The Australian gpvernment is not banning the export of cattle to Vietnam amid allegations of an anti-animal cruelty group that homebred cattle are being sledgehammered in Vietnamese abattoirs.

Prime Minister Tony Abbott told reporters in Brisbane on Wednesday that the allegation of Animals Australia is being investigated and appropriate action will be taken.

"But the last thing we'll do is close down this trade," Abbott said, according to the Sydney Morning Herald.

Abbott said the government will not repeat the mistake of the previous administration in 2011, when then-Prime Minister Julia Gillard suspended live cattle trade to Indonesia because Australian cattle are slaughtered with brutal techniques there.

"It cost thousands of Australians their livelihoods, at least for a period. It badly damaged our relations with Indonesia, a country which is very important to us.
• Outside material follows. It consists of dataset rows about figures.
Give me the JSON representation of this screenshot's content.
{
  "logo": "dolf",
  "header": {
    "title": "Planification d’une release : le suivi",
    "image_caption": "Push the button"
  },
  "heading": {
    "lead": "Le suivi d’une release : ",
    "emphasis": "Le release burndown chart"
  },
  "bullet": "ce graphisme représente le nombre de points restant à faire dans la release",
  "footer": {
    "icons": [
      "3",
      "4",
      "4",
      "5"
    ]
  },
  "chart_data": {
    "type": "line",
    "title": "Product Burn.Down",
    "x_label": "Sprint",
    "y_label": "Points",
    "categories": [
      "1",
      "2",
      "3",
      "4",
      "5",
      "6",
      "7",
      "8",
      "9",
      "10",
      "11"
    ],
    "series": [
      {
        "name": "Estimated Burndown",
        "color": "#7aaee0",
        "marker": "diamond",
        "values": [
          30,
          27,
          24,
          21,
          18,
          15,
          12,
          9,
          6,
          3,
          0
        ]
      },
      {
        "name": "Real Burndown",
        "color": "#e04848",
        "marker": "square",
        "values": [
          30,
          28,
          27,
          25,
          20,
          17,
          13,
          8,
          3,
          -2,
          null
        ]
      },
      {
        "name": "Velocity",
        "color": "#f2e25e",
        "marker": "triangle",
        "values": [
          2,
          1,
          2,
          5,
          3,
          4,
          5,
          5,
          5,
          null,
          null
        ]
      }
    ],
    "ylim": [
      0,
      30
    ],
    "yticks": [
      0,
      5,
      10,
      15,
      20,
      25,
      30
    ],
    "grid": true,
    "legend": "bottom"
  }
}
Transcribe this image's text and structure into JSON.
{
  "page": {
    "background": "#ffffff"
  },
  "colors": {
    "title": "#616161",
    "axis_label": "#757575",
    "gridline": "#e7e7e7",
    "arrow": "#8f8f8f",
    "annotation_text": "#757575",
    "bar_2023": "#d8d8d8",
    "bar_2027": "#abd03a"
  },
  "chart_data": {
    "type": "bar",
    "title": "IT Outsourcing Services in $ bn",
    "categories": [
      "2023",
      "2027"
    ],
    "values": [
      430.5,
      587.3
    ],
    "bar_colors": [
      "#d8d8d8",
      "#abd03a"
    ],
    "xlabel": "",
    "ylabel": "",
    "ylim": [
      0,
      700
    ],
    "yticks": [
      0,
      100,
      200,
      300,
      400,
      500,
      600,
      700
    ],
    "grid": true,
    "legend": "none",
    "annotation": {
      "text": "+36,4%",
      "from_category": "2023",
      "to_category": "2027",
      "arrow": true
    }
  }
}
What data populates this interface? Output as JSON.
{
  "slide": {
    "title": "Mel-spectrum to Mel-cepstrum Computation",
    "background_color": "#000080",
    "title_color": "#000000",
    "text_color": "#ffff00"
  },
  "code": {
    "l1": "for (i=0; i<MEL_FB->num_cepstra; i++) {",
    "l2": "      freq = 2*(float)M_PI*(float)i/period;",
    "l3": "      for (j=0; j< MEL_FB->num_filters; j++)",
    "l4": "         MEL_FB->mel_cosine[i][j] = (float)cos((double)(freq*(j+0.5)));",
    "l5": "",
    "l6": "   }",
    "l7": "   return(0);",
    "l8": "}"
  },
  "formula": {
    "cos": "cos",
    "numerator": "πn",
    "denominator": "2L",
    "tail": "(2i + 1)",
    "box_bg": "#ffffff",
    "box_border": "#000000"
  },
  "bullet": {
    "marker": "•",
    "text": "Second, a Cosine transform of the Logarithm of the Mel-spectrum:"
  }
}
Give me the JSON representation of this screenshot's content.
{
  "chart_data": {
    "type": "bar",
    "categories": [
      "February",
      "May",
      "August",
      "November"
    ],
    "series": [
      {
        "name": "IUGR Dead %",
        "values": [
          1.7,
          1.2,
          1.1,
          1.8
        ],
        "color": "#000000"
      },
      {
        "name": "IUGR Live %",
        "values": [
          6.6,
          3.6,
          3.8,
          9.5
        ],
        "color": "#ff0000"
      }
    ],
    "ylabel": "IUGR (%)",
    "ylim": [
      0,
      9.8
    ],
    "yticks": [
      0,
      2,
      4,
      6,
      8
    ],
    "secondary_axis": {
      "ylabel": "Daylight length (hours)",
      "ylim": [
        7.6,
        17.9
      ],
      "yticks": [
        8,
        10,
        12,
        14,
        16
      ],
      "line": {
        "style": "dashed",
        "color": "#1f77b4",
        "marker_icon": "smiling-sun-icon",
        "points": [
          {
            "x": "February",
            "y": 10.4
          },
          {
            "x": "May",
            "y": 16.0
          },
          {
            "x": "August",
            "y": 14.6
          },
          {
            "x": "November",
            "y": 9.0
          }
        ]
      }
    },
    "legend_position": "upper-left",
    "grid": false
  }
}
So it was a crazy decision, probably the most short-sighted blunder in Australian foreign policy in recent memory," Abbott said, according to the Sydney Morning Herald.

Agriculture Minister Barnaby Joyce told ABC TV on Wednesday that the government does not abide nor condone the use of sledgehammers in the slaughter of cattle.

He also ruled out suspending cattle trade with Vietnam, according to Agence France Presse.

Australia exported 178,000 animals to Vietnam in 2014. The market is said to be worth $79 million annually.

Under Australia's Exporter Supply Chain Assurance System (ESCAS) set up in 2011, animals exported from Australia should be treated humanely.

Joyce said cattle exporters reported in March three Vietnamese abattoirs where Australian cattle are killed with sledgehammers and his department is tracing how the animals ended up in those slaughterhouses not accredited under ESCAS.

Animals Australia filed last week a complaint with the Department of Agriculture (DOA) after getting a hold of video footages showing Australian cattle being killed with sledgehammers in Vietnamese abattoirs.

The group recalled that a similar complaint was lodged by a citizen with the DOA in June 2013 to no avail, so it is requesting a meeting with the Australian Live Exporters' Council (ALEC) in case the said agency fails to take action.

ALEC Chief Executive Alison Penfold said the organization is aware of the practice in Vietnam which is banned by its members, according to a press statement. Penfold blamed the problem on the transfer of Australian cattle to non-approved slaughterhouses in northern Vietnam.

Cattle exporters are remedying the problem by requiring Vietnamese importers to install CCTV cameras in feedlot and abattoir for monitoring of acceptable stunning method before slaughter exporters stop supplying cattle to abattoirs found to have maltreated animals.

"We mean business by continuing to trade with those Vietnamese supply chains that are committed to good standards of welfare and we mean business by refusing to trade with those that don't," Penfold said in the press statement.